Zoruma giden; yerinin dolmayacak olması değil, yerini doldurmak zorunda olmam. Yani bu zorunluluk da değil. Yerin maalesef dolacak Mona. Kimse senin birebir kopyan olmayacak elbette, bazı anlar sadece sana özel kalacak belki de... Ancak yerin dolacak Mona. Benim istemediğim buydu. Neden yerin dolsun ki ? İyiydin sen yerinde. Çok güzeldin orada. Ben yakıştıramadım başkalarını oraya. Ancak kaçınılmaz son. Hep böyle oldu Mona. Sen de doldurdun birilerinin yerini. Hatta en iyi sen doldurmuştun. Daha iyi dolamazdı. Ve senin gibi başkaları da başaracak bunu. Benim sizdeki yerim zerre sikimde değil çünkü adım gibi eminim ki, hayatınızın çok kısa da olsa bir noktasında inanılmaz bir soru işareti olacağım sizin için... Acaba doğru mu yaptınız ? Bir anlığına bile olsa bunu sorgulayacaksınız. Benim sorguladığım gibi... Etrafınızdaki insanlar da inceden bunu sorguladığında öfke nöbetleri geçireceksiniz. İnsanlar bu kararınıza bir süreliğine de olsa saygı duyamayacak ve siz delireceksiniz.

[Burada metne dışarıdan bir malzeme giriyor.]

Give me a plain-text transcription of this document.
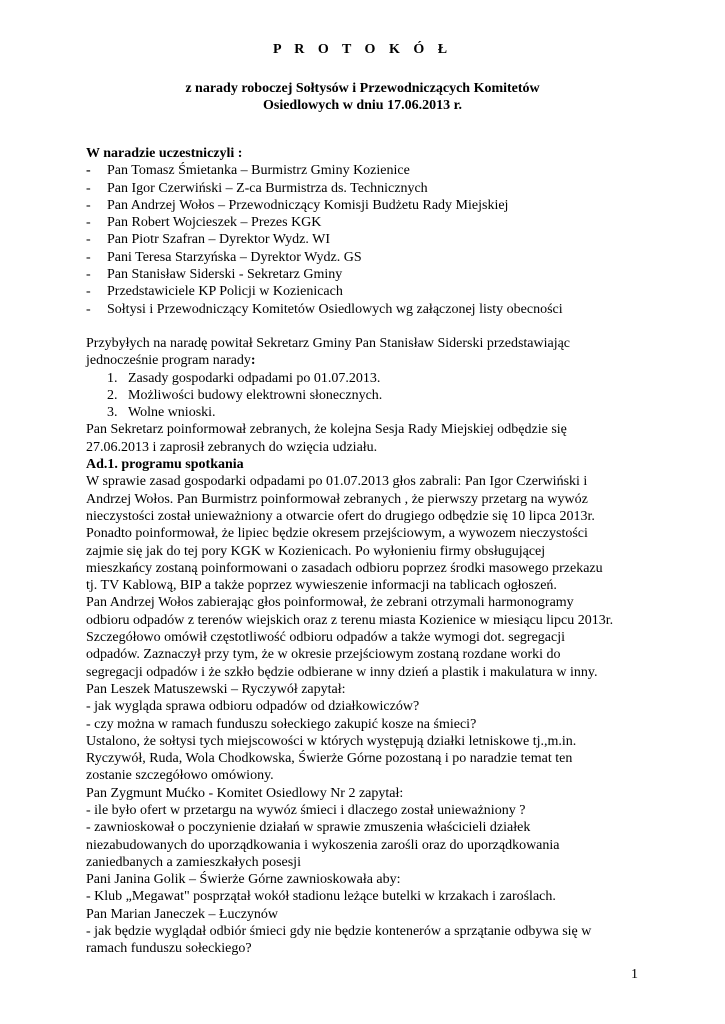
P R O T O K Ó Ł
z narady roboczej Sołtysów i Przewodniczących Komitetów
Osiedlowych w dniu 17.06.2013 r.
W naradzie uczestniczyli :
-	Pan Tomasz Śmietanka – Burmistrz Gminy Kozienice
-	Pan Igor Czerwiński – Z-ca Burmistrza ds. Technicznych
-	Pan Andrzej Wołos – Przewodniczący Komisji Budżetu Rady Miejskiej
-	Pan Robert Wojcieszek – Prezes KGK
-	Pan Piotr Szafran – Dyrektor Wydz. WI
-	Pani Teresa Starzyńska – Dyrektor Wydz. GS
-	Pan Stanisław Siderski - Sekretarz Gminy
-	Przedstawiciele KP Policji w Kozienicach
-	Sołtysi i Przewodniczący Komitetów Osiedlowych wg załączonej listy obecności
Przybyłych na naradę powitał Sekretarz Gminy Pan Stanisław Siderski przedstawiając
jednocześnie program narady:
1. Zasady gospodarki odpadami po 01.07.2013.
2. Możliwości budowy elektrowni słonecznych.
3. Wolne wnioski.
Pan Sekretarz poinformował zebranych, że kolejna Sesja Rady Miejskiej odbędzie się
27.06.2013 i zaprosił zebranych do wzięcia udziału.
Ad.1. programu spotkania
W sprawie zasad gospodarki odpadami po 01.07.2013 głos zabrali: Pan Igor Czerwiński i
Andrzej Wołos. Pan Burmistrz poinformował zebranych , że pierwszy przetarg na wywóz
nieczystości został unieważniony a otwarcie ofert do drugiego odbędzie się 10 lipca 2013r.
Ponadto poinformował, że lipiec będzie okresem przejściowym, a wywozem nieczystości
zajmie się jak do tej pory KGK w Kozienicach. Po wyłonieniu firmy obsługującej
mieszkańcy zostaną poinformowani o zasadach odbioru poprzez środki masowego przekazu
tj. TV Kablową, BIP a także poprzez wywieszenie informacji na tablicach ogłoszeń.
Pan Andrzej Wołos zabierając głos poinformował, że zebrani otrzymali harmonogramy
odbioru odpadów z terenów wiejskich oraz z terenu miasta Kozienice w miesiącu lipcu 2013r.
Szczegółowo omówił częstotliwość odbioru odpadów a także wymogi dot. segregacji
odpadów. Zaznaczył przy tym, że w okresie przejściowym zostaną rozdane worki do
segregacji odpadów i że szkło będzie odbierane w inny dzień a plastik i makulatura w inny.
Pan Leszek Matuszewski – Ryczywół zapytał:
- jak wygląda sprawa odbioru odpadów od działkowiczów?
- czy można w ramach funduszu sołeckiego zakupić kosze na śmieci?
Ustalono, że sołtysi tych miejscowości w których występują działki letniskowe tj.,m.in.
Ryczywół, Ruda, Wola Chodkowska, Świerże Górne pozostaną i po naradzie temat ten
zostanie szczegółowo omówiony.
Pan Zygmunt Mućko - Komitet Osiedlowy Nr 2 zapytał:
- ile było ofert w przetargu na wywóz śmieci i dlaczego został unieważniony ?
- zawnioskował o poczynienie działań w sprawie zmuszenia właścicieli działek
niezabudowanych do uporządkowania i wykoszenia zarośli oraz do uporządkowania
zaniedbanych a zamieszkałych posesji
Pani Janina Golik – Świerże Górne zawnioskowała aby:
- Klub „Megawat" posprzątał wokół stadionu leżące butelki w krzakach i zaroślach.
Pan Marian Janeczek – Łuczynów
- jak będzie wyglądał odbiór śmieci gdy nie będzie kontenerów a sprzątanie odbywa się w
ramach funduszu sołeckiego?
1
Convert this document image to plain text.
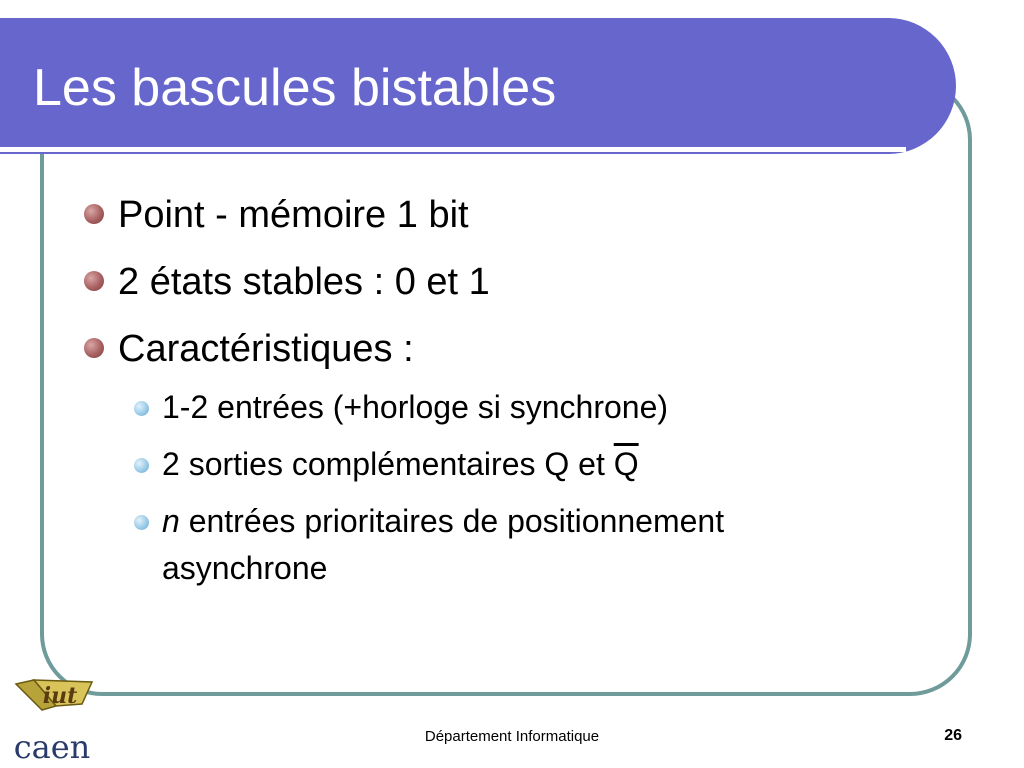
Les bascules bistables
Point - mémoire 1 bit
2 états stables : 0 et 1
Caractéristiques :
1-2 entrées (+horloge si synchrone)
2 sorties complémentaires Q et $\overline{Q}$
n entrées prioritaires de positionnement
asynchrone
iut
caen	Département Informatique	26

Benim pişmanlığım yok Mona. Olması gerekenler oldu ve bu bir savaş değil. Olmadığım birisi gibi davranarak seni kaybetmemektense olduğum gibi benden vazgeçmeni yeğledim. Yalnız hayal kırıklığım şu oldu; tüm bu süreçleri sen önceki yazılarımdan biliyor ve hayranlık duyuyordun... İçi beni, dışı seni yaktı hep.
E herhalde yerimiz dolacak. Başkalarıyla sevişecek, birbirimizi hiç sevmeyeceğiz bundan sonra. Hiç sevmemişiz gibi...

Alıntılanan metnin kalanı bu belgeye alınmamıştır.